Im Jahre 1941 baute auch die Fernseh GmbH. Ladungsspeicherröhren, um beispielsweise empfangene Fernseh-Sendungen mit anderer Norm weiterzugeben: Auf eine mit Metallsalzen präparierte Aluminium-Speicherplatte wurde von einem intensitätsgesteuerten Kathodenstrahl ein Ladungsbild aufgebracht. Dieses blieb wochenlang gespeichert und konnte - ähnlich wie bei einer Iconoscope-Röhre - durch einen Abtaststrahl abgenommen und sichtbar gemacht werden.

1944 - Neue Ladungsspeicherröhren für 441 Zeilen

Daneben liefen bei der Fernseh G.m.b.H. seit 1936 Entwicklungsarbeiten „mit dem Ziele einer möglichst lOOprozentigen Umsetzung der Lichtenergie in elektrische Impulse". Durch Abtastung der Speicherelektrode einer Bildspeicherröhre mit langsamen Elektronen gelang es, die unerwünschte Potentialeinebnung durch Sekundärelektronen wirksam zu verringern und 1944 nach diesem Verfahren die ersten Bildübertragungen mit 441-Zeilen-Bildern auszuführen, „wobei gute Empfangsbilder erhalten wurden" [236].

G. Krawinkel entwickelt einen elektronischen Bildspeicher-Oszillographen

Während des Krieges entwickelte G. Krawinkel (RPF) einen elektronischen Bildspeicher-Oszillographen: Ein von einer Großflächenkathode ausgehender Elektronenstrom großen Querschnitts wurde - ähnlich wie beim Bildwandler - durch eine magnetische Linse auf einen Fluoreszenzschirm abgebildet.

In die Flächenkathode waren - umgekehrt wie beim Iconoscope - isolierende Partikel eingebettet, die durch einen intensitätsmodulieijten Elektronenstrahl abgetastet und dabei verschieden stark negativ aufgeladen wurden. Diese Elementarladungen von etwa -5V sperrten den Abfluß der in der Nachbarschaft des isolierenden Flächenelements emittierten Elektronen.

Da die aufgebrachten Ladungen auf den isolierenden Partikeln erhalten blieben, ließen sich auf diese Weise RADAR-Signale oder Kurzzeit-Oszillogramme etwa 10 bis 15 Minuten lang speichern [509], [510].

Trägheit des Auges ermöglicht Umsetzung von 819 Zeilen auf 441 Zeilen

Da ein vom menschlichen Auge wahrgenommener Lichteindruck nach dem Talbotschen Gesetz gleich dem Zeitintegral des Lichtreizes ist, so läßt sich eine Speicherung im Rahmen der Zeiten, die bei Fernsehbildern in Betracht kommen, an sich auch dadurch erreichen, daß man die Lichtwirkung jedes Bildelements nach einmaliger kurzer Erregung durch Verwendung nachleuchtender Bildschirme möglichst während der Dauer einer ganzen Rasterabtastung aufrechterhält und sie erst dann auf den Schwarzwert abklingen läßt.

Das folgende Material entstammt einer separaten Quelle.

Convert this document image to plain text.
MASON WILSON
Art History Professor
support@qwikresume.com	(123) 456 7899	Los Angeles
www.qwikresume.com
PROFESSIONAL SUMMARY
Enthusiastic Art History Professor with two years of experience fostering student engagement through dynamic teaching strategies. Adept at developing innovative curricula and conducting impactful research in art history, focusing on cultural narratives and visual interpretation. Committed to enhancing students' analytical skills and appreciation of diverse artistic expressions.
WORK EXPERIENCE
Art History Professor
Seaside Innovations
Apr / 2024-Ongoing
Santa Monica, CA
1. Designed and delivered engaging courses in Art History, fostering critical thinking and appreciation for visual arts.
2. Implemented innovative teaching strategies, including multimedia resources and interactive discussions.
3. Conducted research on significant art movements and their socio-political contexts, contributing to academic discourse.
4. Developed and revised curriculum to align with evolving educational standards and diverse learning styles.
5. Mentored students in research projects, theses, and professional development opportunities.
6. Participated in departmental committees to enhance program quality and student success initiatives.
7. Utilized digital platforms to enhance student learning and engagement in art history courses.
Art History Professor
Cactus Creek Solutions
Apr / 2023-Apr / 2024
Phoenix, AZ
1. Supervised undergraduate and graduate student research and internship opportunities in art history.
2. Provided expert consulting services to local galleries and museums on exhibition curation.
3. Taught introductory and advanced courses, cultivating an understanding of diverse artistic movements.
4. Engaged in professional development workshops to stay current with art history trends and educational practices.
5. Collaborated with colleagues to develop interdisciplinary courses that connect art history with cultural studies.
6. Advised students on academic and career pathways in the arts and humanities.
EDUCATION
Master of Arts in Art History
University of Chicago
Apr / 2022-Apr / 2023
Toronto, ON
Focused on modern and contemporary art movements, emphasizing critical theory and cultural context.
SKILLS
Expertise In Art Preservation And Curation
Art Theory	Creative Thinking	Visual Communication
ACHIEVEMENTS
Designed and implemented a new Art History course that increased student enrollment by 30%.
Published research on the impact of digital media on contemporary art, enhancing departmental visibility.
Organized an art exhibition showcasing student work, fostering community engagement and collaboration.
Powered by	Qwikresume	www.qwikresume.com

Von diesem Prinzip wurde jedoch in der deutschen Fernseh-Technik kein Gebrauch gemacht. Es wird zur Zeit mit Erfolg im „Zeilentransformator" der Radiodiffusion Francaise angewandt, der das heutige französische 819-Zeilen Bild für die Besitzer älterer Empfangsgeräte auf die noch aus der Zeit des französisch-deutschen Fernsehens stammende 441-Zeilen-Norm umschreibt.